Understanding the Inverse Correlation of Bond Yields and Prices
Before delving into the specific case of TLT, it is crucial to understand the inverse correlation between bond yields and prices. When bond yields rise, as is currently happening globally with the US leading the way, bond prices fall. This phenomenon is a fundamental characteristic of bond markets.
The Irony of Bond Investments around COVID crash period
Let’s take a look at the chart of TLT and examine the time period from March 2020 to the present. We can clearly see that in March 2020, which marked the bottom of the COVID-19 pandemic, bond prices were at their highest. This begs the question: why did bond investments, such as TLT, perform poorly during this time when investors sought safety?
Many individuals, especially those who relied on the advice of their personal financial advisors, were convinced that bonds were a safe haven during times of market turbulence.
Let us assume someone invested a significant portion of their wealth in a bond like TLT, at a price of say $160 in the first week of April 2020.

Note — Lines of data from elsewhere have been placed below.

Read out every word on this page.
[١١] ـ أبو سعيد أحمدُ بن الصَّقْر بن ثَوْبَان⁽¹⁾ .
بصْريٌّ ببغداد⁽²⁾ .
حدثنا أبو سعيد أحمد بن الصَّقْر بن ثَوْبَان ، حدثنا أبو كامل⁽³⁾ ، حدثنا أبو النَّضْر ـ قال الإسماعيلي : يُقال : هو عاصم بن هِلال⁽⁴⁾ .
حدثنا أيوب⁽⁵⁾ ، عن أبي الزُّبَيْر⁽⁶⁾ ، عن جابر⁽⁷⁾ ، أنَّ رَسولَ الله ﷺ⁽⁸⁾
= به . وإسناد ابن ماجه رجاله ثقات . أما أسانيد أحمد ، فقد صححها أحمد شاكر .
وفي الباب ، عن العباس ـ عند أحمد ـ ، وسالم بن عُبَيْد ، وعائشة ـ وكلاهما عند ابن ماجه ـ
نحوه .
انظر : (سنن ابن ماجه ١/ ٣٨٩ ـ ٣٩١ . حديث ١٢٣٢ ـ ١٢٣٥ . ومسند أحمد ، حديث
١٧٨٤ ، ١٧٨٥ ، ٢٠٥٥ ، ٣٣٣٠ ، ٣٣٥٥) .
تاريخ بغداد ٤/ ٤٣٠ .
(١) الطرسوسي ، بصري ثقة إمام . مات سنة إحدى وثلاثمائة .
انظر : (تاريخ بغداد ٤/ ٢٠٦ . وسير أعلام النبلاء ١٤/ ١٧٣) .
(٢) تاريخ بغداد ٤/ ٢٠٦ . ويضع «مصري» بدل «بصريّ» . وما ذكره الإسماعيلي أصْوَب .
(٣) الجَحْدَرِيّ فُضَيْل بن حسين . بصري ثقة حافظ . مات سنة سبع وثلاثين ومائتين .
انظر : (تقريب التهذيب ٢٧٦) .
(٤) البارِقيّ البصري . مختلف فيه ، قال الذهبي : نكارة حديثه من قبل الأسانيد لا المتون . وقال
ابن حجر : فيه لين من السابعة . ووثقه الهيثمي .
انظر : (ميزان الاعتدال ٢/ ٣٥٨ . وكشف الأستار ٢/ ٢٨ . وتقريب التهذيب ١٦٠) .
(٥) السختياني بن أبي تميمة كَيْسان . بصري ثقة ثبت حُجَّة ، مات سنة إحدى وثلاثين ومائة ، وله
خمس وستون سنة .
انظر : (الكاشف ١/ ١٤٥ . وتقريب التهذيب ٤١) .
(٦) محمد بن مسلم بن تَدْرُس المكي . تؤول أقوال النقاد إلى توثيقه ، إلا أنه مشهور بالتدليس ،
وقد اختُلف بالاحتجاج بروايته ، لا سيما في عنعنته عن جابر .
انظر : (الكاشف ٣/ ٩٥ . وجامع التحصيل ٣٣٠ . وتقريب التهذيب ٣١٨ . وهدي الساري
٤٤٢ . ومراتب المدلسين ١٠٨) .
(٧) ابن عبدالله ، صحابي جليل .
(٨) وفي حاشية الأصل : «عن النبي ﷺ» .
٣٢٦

Fast forward just over three years, and we see that TLT is now trading at $85, having halved in value. This unexpected decline in bond prices has caused substantial losses for investors who bet on the safety of bonds and moved their money out of equities. In comparison, the S&P 500 index has gained nearly 80% since April 2020.
Investors who sold a significant portion of their equities and purchased bonds in April 2020 or even during the market recovery in August 2020 have witnessed devastating effects on their portfolios. This example highlights the importance of not blindly following narratives or advice without considering the price action of the asset itself.
The Danger of Falling for Common Narratives
Too often, individuals fall prey to common narratives and rely on the advice of others without conducting their own analysis. Currently, there may be discussions about stocks only going down from their current levels. However, should we base our investment decisions solely on these narratives?
The key is to allow the asset’s price action to guide our decisions. If an asset’s price is declining, it may be a sign to exit the position. Similarly, if an asset’s allocation in our portfolio is decreasing, it might not be wise to invest more in that asset. Following the price action and making informed decisions is crucial in avoiding potential losses.
The significant decline in bond prices, as illustrated by the example of TLT, will undoubtedly have long-term repercussions. This is not a temporary phenomenon that can be wished away within a short period. Investors need to recognize the risks associated with bond investments and carefully consider the potential consequences for their portfolios.
The bond market, like any other financial market, is subject to market dynamics that can lead to price fluctuations. It is important to be aware of these risks and adopt a cautious approach when investing in bonds. Diversification and thorough research are key elements in mitigating potential losses.